Anadolu’nun yurt edinilmesinde Anadolu Erenleri; yangın yerinde dul, yetim ve sakatlarla bağımsız Türkiye Cumhuriyeti’nin kurulmasında ise Cumhuriyet Erenleri öncü olmuştur. Daha sonra da, bütün olumsuzluklara rağmen, demokratik laik sosyal hukuk devleti olgusunun gerçekleşmesi için Demokrasi Erenleri ortaya çıkmıştır.

Tunceli Belediye Başkanı Fatih Mehmet Maçoğlu, bunlardan biridir.

Fatsa’da Fikri Sönmez, Zara’da Galip Ergut gibi belediye başkanları da Tunceli Belediye Başkanı gibi, her türlü olanaksızlıklara, engellemelere, zalim baskı ve karalamalara rağmen; halk ile el ele olunca kamu hizmetlerinin gerçekleşeceğini örneklediler. En başında, halkın buna inanmasını gerçekleştirdiler. Halk, denetlediği yönetimi, bütün gücüyle destekliyor.

Yedi başlı dev olan vahşi kapitalist anlayışın bütün şimşeklerini üstüne çekme pahasına halkçılık yapılıyor. Heder edilen “68 Kuşağı” hümanizmasının, “kahır ekseriyeti” emekçi olan Türk Halkı’nın topyekün kalkınma gerçekçiliği örnekleniyor.

Hem de “kır şişeyi dön köşeyi” olağan hale getiren anlayışın düşmanlığı pahasına.

Egemen sömürücü anlayış, besleme basınıyla halkın ayılmasını önlemek için her türlü ahlak dışı uygulamayı yapıyor. En çok da, zalime başkaldırı olarak ortaya çıkan din olgusunu istismar ediyor.

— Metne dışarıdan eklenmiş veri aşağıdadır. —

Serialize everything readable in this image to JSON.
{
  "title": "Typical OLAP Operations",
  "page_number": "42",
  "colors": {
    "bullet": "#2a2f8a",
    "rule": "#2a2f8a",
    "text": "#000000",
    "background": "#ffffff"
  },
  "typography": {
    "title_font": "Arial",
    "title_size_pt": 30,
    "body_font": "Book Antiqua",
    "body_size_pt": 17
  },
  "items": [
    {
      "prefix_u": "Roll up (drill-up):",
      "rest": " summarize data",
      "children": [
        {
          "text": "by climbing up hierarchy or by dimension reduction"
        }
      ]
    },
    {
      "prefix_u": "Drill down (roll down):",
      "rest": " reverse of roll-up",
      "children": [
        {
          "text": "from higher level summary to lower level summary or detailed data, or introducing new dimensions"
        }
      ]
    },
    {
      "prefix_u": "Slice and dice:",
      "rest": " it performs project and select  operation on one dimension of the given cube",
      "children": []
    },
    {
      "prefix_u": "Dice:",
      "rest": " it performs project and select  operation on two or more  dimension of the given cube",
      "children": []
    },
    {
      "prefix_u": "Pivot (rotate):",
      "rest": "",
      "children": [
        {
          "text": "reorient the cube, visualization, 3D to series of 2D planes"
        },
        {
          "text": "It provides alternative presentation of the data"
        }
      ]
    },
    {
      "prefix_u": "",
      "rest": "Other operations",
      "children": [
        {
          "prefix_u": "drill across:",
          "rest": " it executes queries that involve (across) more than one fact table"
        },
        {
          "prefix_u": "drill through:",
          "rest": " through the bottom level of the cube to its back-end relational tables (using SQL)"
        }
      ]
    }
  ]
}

Sözlük anlamında sol-sağ kavramlarının çarpıtılması; egemen gücün etkenliğiyle din ile ilişkilendiriliyor. Oysa solculuk, alınteri anlamındadır. Sağcılık ise, zalim ve sömürücü egemen anlamındadır. Çağımızda, emek-sermaye ikilemi olarak görülüyor. Fakat emekçi halk, Muhammedi yoldan sapmayı gerçekleştirerek saltanat kuran Emevi’ye inanma aymazlığını sürdürüyor. Çünkü sermaye; mabetten kışlaya, okuldan aileye kadar her yere girmiş, etkisine almıştır. Üstelik halkın sınıf atlama ihtirası içindeki evlatları da cehennem neonlarının cazibesiyle –baltanın sapı gibi- içinden geldiklerine ihanet etmekten çekinmiyor!

Bu koşullarda iyimser ve umutvar olabilmek için peygamber sabrı gerekiyor.